The United States scrambled for eight weeks last year trying to catch NSA secrets leaker Edward Snowden to no avail, before he secured temporary political asylum in Russia,
The Washington Post reported Saturday.
The effort began right after he had said publicly that he had leaked stolen data on the agency's vast electronic surveillance programs — and officials approached his father for help. They also unsuccessfully tried to convince Russian President Vladimir Putin that handing over Snowden would bolster U.S.-Russian relations, the Post reports.
But perhaps the most embarrassing moment during the period occurred last July when Snowden was not found in a search of the Bolivian president's airplane that U.S. officials had diverted to Vienna after it left Moscow.
"The best play for us is him landing in a third country," Lisa Monaco, the White House homeland security adviser, said in a meeting last summer. An Obama administration official at the session disclosed the comment to the Post.
"We were hoping he was going to be stupid enough to get on some kind of airplane, and then have an ally say: 'You’re in our airspace. Land,'" the official, who asked not to be named, told the Post.
That opportunity came on July 2, when Bolivian President Evo Morales left Moscow on his presidential aircraft. Morales supported Snowden, and U.S. officials did not find Snowden aboard when it was searched after being diverted to Austria, the Post reports.
A year later, Snowden appears to be even further away from U.S. grasp, the Post reports. His asylum is expected to be extended by Russia, and talks between his attorneys and the Justice Department have been stalled for months.
But not even U.S. officials are clear about Snowden’s situation in Russia, the Post reports.
"It's an ongoing investigation," Attorney General Eric Holder told the Post. "We have done the appropriate things at this stage of the investigation, and we know exactly where Mr. Snowden is."
But another U.S. official, whom the Post says is briefed regularly on the Snowden case, said: "That's not our understanding."
And Michael McFaul, the U.S. ambassador to Russia until February, said: "I do not know where Mr. Snowden is living, what his relationship to the Russian government is or how he makes a living."
McFaul has since returned to teaching at Stanford University.
The U.S. also enlisted Snowden's father, Lon, after his son appeared in a video about the leaks that was posted on The Guardian's website.
"I spoke to them approximately four hours on the 10th of June," Lon Snowden told the Post.
The FBI later offered to send the elder Snowden to Moscow to get him to return to the United States, but Lon Snowden withdrew amid efforts to paint his son as a traitor.
"I came to know that they were not functioning in good faith," Lon Snowden told the Post. He declined the trip.
Snowden's attorney, Ben Wizner of the American Civil Liberties Union, said his client gets no financial support from the Russian government.
Though he communicated with Snowden for the Post's report, Wizner would not say where his client lives or how he obtained an apartment in Moscow, where such efforts require government approval.
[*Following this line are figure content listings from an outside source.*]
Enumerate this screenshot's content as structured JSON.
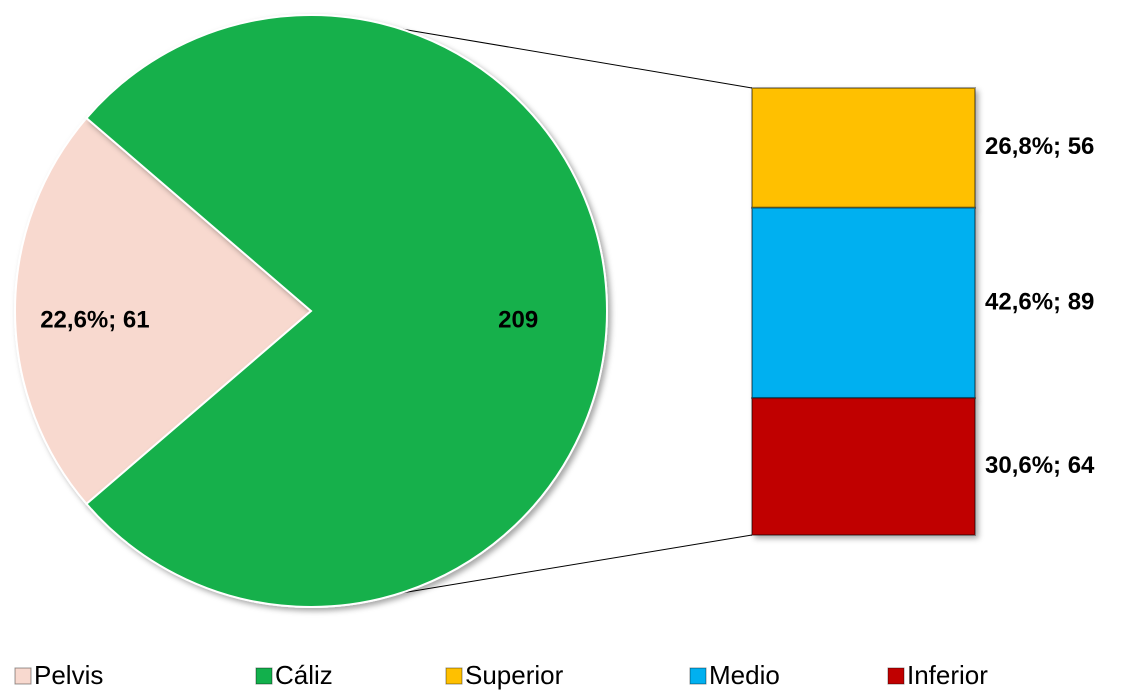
{
  "chart_data": {
    "type": "pie",
    "categories": [
      "Pelvis",
      "Cáliz"
    ],
    "values": [
      61,
      209
    ],
    "value_labels": [
      "22,6%; 61",
      "209"
    ],
    "colors": [
      "#f8d9cf",
      "#12b04c"
    ],
    "breakdown": {
      "categories": [
        "Superior",
        "Medio",
        "Inferior"
      ],
      "values": [
        56,
        89,
        64
      ],
      "value_labels": [
        "26,8%; 56",
        "42,6%; 89",
        "30,6%; 64"
      ],
      "colors": [
        "#ffc000",
        "#00b0f0",
        "#c00000"
      ]
    },
    "legend": "bottom"
  }
}
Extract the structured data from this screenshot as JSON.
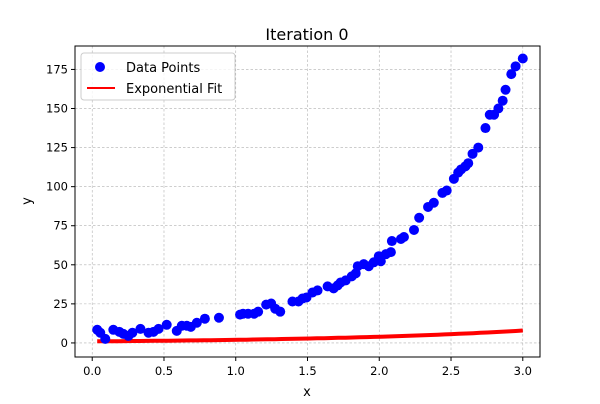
{
  "chart_data": {
    "type": "scatter",
    "title": "Iteration 0",
    "xlabel": "x",
    "ylabel": "y",
    "xlim": [
      -0.12,
      3.12
    ],
    "ylim": [
      -9,
      190
    ],
    "xticks": [
      0.0,
      0.5,
      1.0,
      1.5,
      2.0,
      2.5,
      3.0
    ],
    "xtick_labels": [
      "0.0",
      "0.5",
      "1.0",
      "1.5",
      "2.0",
      "2.5",
      "3.0"
    ],
    "yticks": [
      0,
      25,
      50,
      75,
      100,
      125,
      150,
      175
    ],
    "ytick_labels": [
      "0",
      "25",
      "50",
      "75",
      "100",
      "125",
      "150",
      "175"
    ],
    "grid": true,
    "legend_position": "top-left",
    "colors": {
      "points": "#0000ff",
      "fit": "#ff0000",
      "grid": "#b0b0b0"
    },
    "series": [
      {
        "name": "Data Points",
        "kind": "scatter",
        "x": [
          0.035,
          0.056,
          0.091,
          0.147,
          0.189,
          0.217,
          0.252,
          0.28,
          0.336,
          0.392,
          0.427,
          0.462,
          0.519,
          0.589,
          0.624,
          0.659,
          0.687,
          0.729,
          0.785,
          0.883,
          1.03,
          1.051,
          1.086,
          1.128,
          1.156,
          1.212,
          1.247,
          1.275,
          1.31,
          1.395,
          1.437,
          1.465,
          1.493,
          1.535,
          1.57,
          1.64,
          1.682,
          1.71,
          1.731,
          1.766,
          1.808,
          1.836,
          1.85,
          1.892,
          1.927,
          1.962,
          1.997,
          2.011,
          2.046,
          2.081,
          2.088,
          2.151,
          2.172,
          2.242,
          2.278,
          2.34,
          2.38,
          2.44,
          2.47,
          2.52,
          2.55,
          2.57,
          2.6,
          2.62,
          2.65,
          2.69,
          2.74,
          2.77,
          2.8,
          2.83,
          2.86,
          2.88,
          2.92,
          2.95,
          3.0
        ],
        "y": [
          8.4,
          6.5,
          2.6,
          8.4,
          7.1,
          5.8,
          4.5,
          6.5,
          9.0,
          6.5,
          7.1,
          9.0,
          11.6,
          7.7,
          11.0,
          11.0,
          10.3,
          12.9,
          15.5,
          16.1,
          18.1,
          18.7,
          18.7,
          18.7,
          20.0,
          24.5,
          25.2,
          21.9,
          20.0,
          26.5,
          26.5,
          28.4,
          29.1,
          32.3,
          33.6,
          36.2,
          34.9,
          36.8,
          38.7,
          40.0,
          42.6,
          44.5,
          49.1,
          50.4,
          49.1,
          51.6,
          55.5,
          52.3,
          56.8,
          58.1,
          65.2,
          66.5,
          67.8,
          72.3,
          80.1,
          87.0,
          89.7,
          96.0,
          97.5,
          105.0,
          109.0,
          111.0,
          113.0,
          115.0,
          121.0,
          125.0,
          137.5,
          146.0,
          146.0,
          150.0,
          155.0,
          162.0,
          172.0,
          177.0,
          182.0
        ]
      },
      {
        "name": "Exponential Fit",
        "kind": "line",
        "model": "a*exp(b*x)",
        "a": 1.0,
        "b": 0.69,
        "x_range": [
          0.035,
          3.0
        ]
      }
    ]
  }
}
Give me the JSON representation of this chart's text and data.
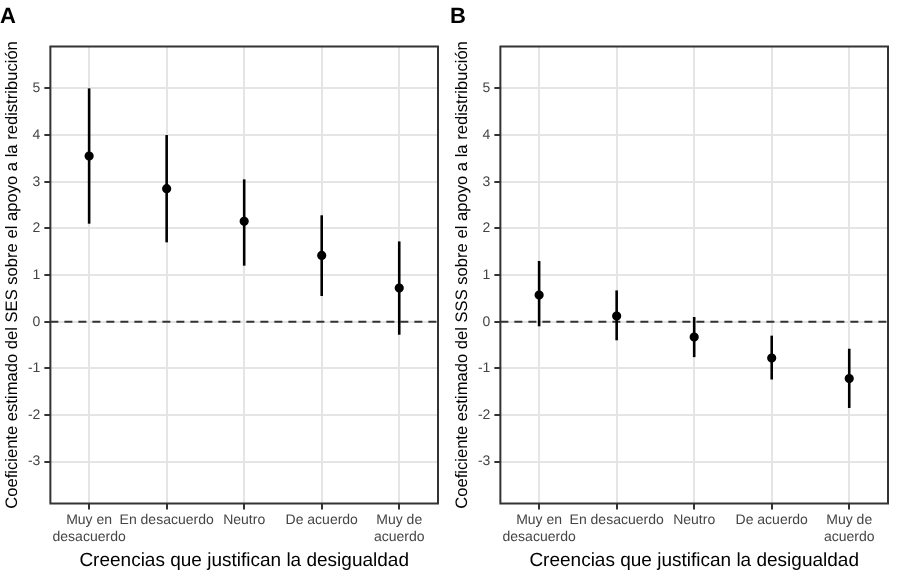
{
  "chart_data": [
    {
      "type": "scatter",
      "title": "A",
      "xlabel": "Creencias que justifican la desigualdad",
      "ylabel": "Coeficiente estimado del SES sobre el apoyo a la redistribución",
      "categories": [
        "Muy en\ndesacuerdo",
        "En desacuerdo",
        "Neutro",
        "De acuerdo",
        "Muy de\nacuerdo"
      ],
      "series": [
        {
          "color": "#000000",
          "values": [
            3.55,
            2.85,
            2.15,
            1.42,
            0.72
          ],
          "errors": [
            [
              2.1,
              5.0
            ],
            [
              1.7,
              4.0
            ],
            [
              1.2,
              3.05
            ],
            [
              0.55,
              2.28
            ],
            [
              -0.28,
              1.72
            ]
          ]
        }
      ],
      "ylim": [
        -3.9,
        5.9
      ],
      "yticks": [
        -3,
        -2,
        -1,
        0,
        1,
        2,
        3,
        4,
        5
      ],
      "grid": true,
      "marker": "circle",
      "legend": false,
      "ref_lines": [
        {
          "axis": "y",
          "value": 0,
          "line_style": "dashed",
          "color": "#333333"
        }
      ]
    },
    {
      "type": "scatter",
      "title": "B",
      "xlabel": "Creencias que justifican la desigualdad",
      "ylabel": "Coeficiente estimado del SSS sobre el apoyo a la redistribución",
      "categories": [
        "Muy en\ndesacuerdo",
        "En desacuerdo",
        "Neutro",
        "De acuerdo",
        "Muy de\nacuerdo"
      ],
      "series": [
        {
          "color": "#000000",
          "values": [
            0.57,
            0.12,
            -0.33,
            -0.78,
            -1.22
          ],
          "errors": [
            [
              -0.1,
              1.3
            ],
            [
              -0.4,
              0.67
            ],
            [
              -0.76,
              0.1
            ],
            [
              -1.24,
              -0.3
            ],
            [
              -1.85,
              -0.58
            ]
          ]
        }
      ],
      "ylim": [
        -3.9,
        5.9
      ],
      "yticks": [
        -3,
        -2,
        -1,
        0,
        1,
        2,
        3,
        4,
        5
      ],
      "grid": true,
      "marker": "circle",
      "legend": false,
      "ref_lines": [
        {
          "axis": "y",
          "value": 0,
          "line_style": "dashed",
          "color": "#333333"
        }
      ]
    }
  ]
}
Snowden is living off savings from his six-figure jobs from working as an NSA contractor, Wizner told the Post, and he has received cash awards and appearance fees from privacy organizations and other groups.
Snowden is also entertaining book and movie projects, he said, though the U.S. could try to seize any such proceeds.
"Any moment that he decides that he wants to be a wealthy person, that route is available to him," Wizner told the Post.